Beruntung, insiden kebakaran dapat segera diatasi berkat kesigapan petugas keamanan dan kelengkapan alat pemadam kebakaran yang tersedia di rumah sakit. Alarm kebakaran pun sempat berbunyi dan menjadi tanda pertama adanya insiden tersebut.
“Alhamdulillah memang di gedung tersebut setiap sore ada penjaga dan pada saat malam hari jam 2 pagi pada saat kejadian satpam yang mengetahui kemudian satpam keliling ada alarm yang berbunyi dan di situlah ketahuan bahwa ada kebakaran di lantai dua,” jelasnya.
Seno menyampaikan apresiasinya kepada seluruh petugas rumah sakit yang dinilai sigap dalam menangani peristiwa tersebut. Ia juga berharap alokasi anggaran perubahan ke depan dapat mencakup perbaikan ruangan yang terdampak.
“Kita sudah lihat tadi dan berterima kasih kepada seluruh petugas di rumah sakit ini bekerja dengan cepat dan alat pemadam kebakaran nya juga lengkap di sini sehingga kebakaran bisa ditanggulangi dengan baik tidak merembet kemana-mana,” tuturnya.

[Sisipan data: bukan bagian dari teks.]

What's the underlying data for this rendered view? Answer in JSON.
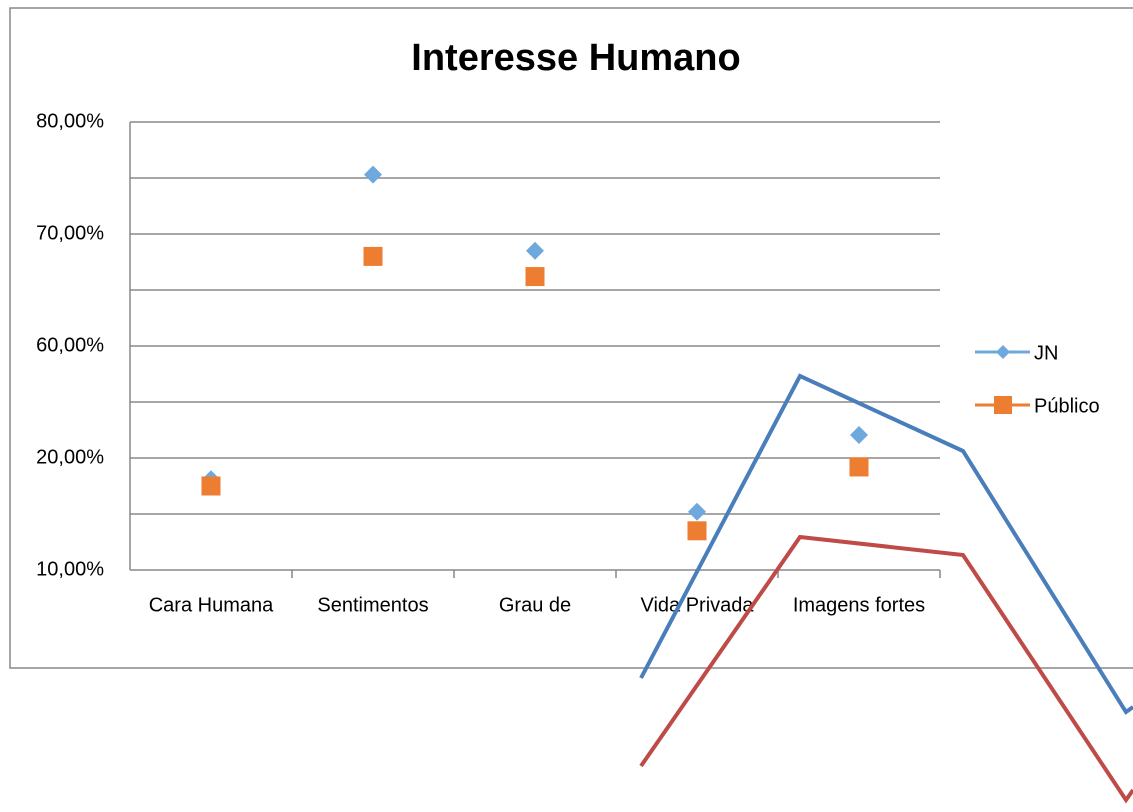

Lebih lanjut, Seno Aji mengingatkan pentingnya kesiapsiagaan serupa di seluruh gedung pemerintahan. Ia meminta agar semua instansi dilengkapi dengan APAR dan sistem pemadam internal yang memadai.
“Nah untuk itu makanya kita akan minta semua gedung pemerintah supaya ada APAR-nya, ada pemadam kebakaran-nya seperti yang kita minta kemarin untuk dipenuhi supaya mereka juga memiliki kesigapan yang sama dengan rumah sakit ini,” katanya.
Sebagai langkah lanjutan, Seno menyoroti perlunya audit kelistrikan secara menyeluruh di RSUD A Wahab Syahranie. Ia menilai bangunan yang sudah tua harus dicek secara profesional guna mencegah kejadian serupa terulang.
“Tadi kami sudah sampaikan sama direktur kita perlu mengecek aliran-aliran listrik yang ada karena kan ini bangunan tua otomatis kabel-kabelnya kemudian saklar-saklarnya itu ada yang lepas ada yang putus dan lain sebagainya,” ungkapnya.
Seno juga meminta agar dilakukan pengecekan sistem proteksi kebakaran oleh pihak independen. Menurutnya, keselamatan pasien dan tenaga medis menjadi prioritas utama dalam operasional rumah sakit.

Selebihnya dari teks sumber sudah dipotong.